Page Title

Publications

Dans un souci de transparence et d’information, le BFP publie régulièrement les méthodes et résultats de ses travaux. Les publications sont organisées en séries, entre autres, les perspectives, les working papers et planning papers. Certains rapports peuvent également être consultés ici, de même que les bulletins du Short Term Update publiés jusqu’en 2015. Une recherche par thématique, type de publication, auteur et année vous est proposée.

Quel potentiel de réduction de la congestion routière peut offrir le covoiturage ? [ Article 006 - 28/01/2021]

!

La version de l'article disponible ci-dessus en format HTML ne contient généralement pas l'ensemble des informations reprises dans l'article en format pdf. Pour une version complète de l'article (avec les graphiques et tableaux), veuillez télécharger l'article en format pdf disponible dans le cadre "PDF & downloads" situé à droite.

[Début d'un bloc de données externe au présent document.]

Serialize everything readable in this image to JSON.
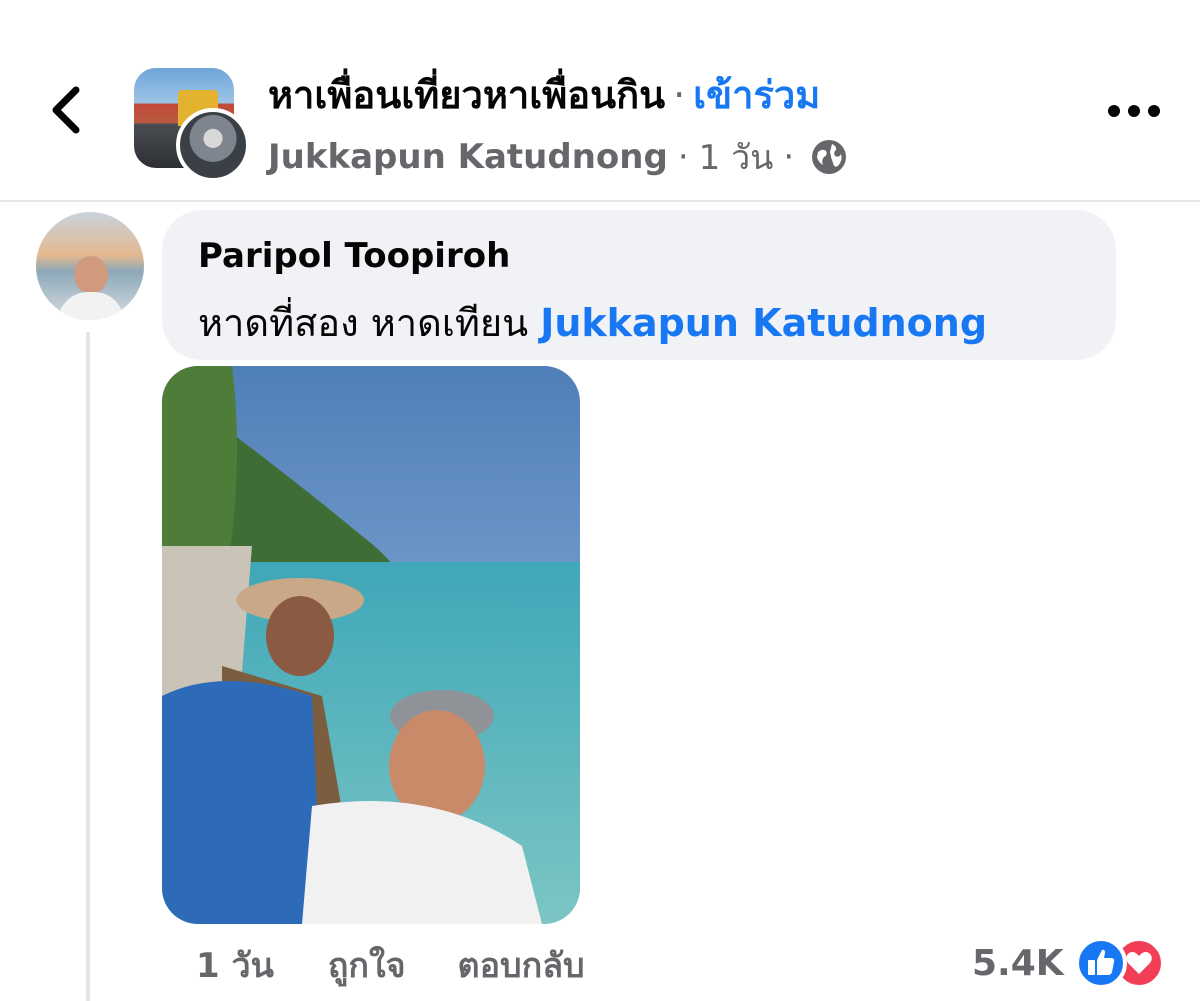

Combiner des mesures maniant le « bâton » (un prélèvement kilométrique généralisé) et la « carotte » (soutien du covoiturage) permettrait de relever le taux d’occupation des voitures de 1,44 à 1,5 en Belgique. Cette augmentation relativement limitée s’explique principalement par la proportion relativement faible de trajets pour lesquels une augmentation du coefficient d’occupation est une option réaliste, et par certains des inconvénients liés à l'organisation du covoiturage. Toutefois, cette combinaison de mesures peut conduire à une amélioration sensible des conditions de circulation aux endroits et aux périodes où la congestion est la plus forte.

Quelles mesures pour encourager le covoiturage ?

Pour lutter contre l’augmentation de la congestion et des émissions polluantes, les responsables politiques entendent réduire les déplacements en voiture dans leur ensemble. Un moyen qui peut contribuer à la réalisation de cet objectif est de relever le taux d’occupation moyen des voitures, soit le rapport entre la demande de transport (en passagerskilomètres) et les véhicules-kilomètres parcourus. En Belgique, la Région de Bruxelles-Capitale ambitionne d’augmenter le taux d’occupation des voitures de 1,3 à 1,35 par la promotion du covoiturage, tandis que la Région wallonne vise une augmentation de ce taux d’occupation de 1,3 à 1,8.

La plupart des mesures proposées dans le Plan national intégré Energie-Climat belge partagent l’objectif commun de vouloir encourager le covoiturage (politique de la carotte), plutôt que de décourager la conduite en solitaire (politique du bâton).

Les mesures d’encouragement incluent généralement les bandes d'autoroute réservées aux voitures à plusieurs occupants ou la construction de parkings de covoiturage à proximité des autoroutes. Néanmoins, il est également possible de subventionner les navetteurs qui se déplacent ensemble ou de soutenir des applications de covoiturage.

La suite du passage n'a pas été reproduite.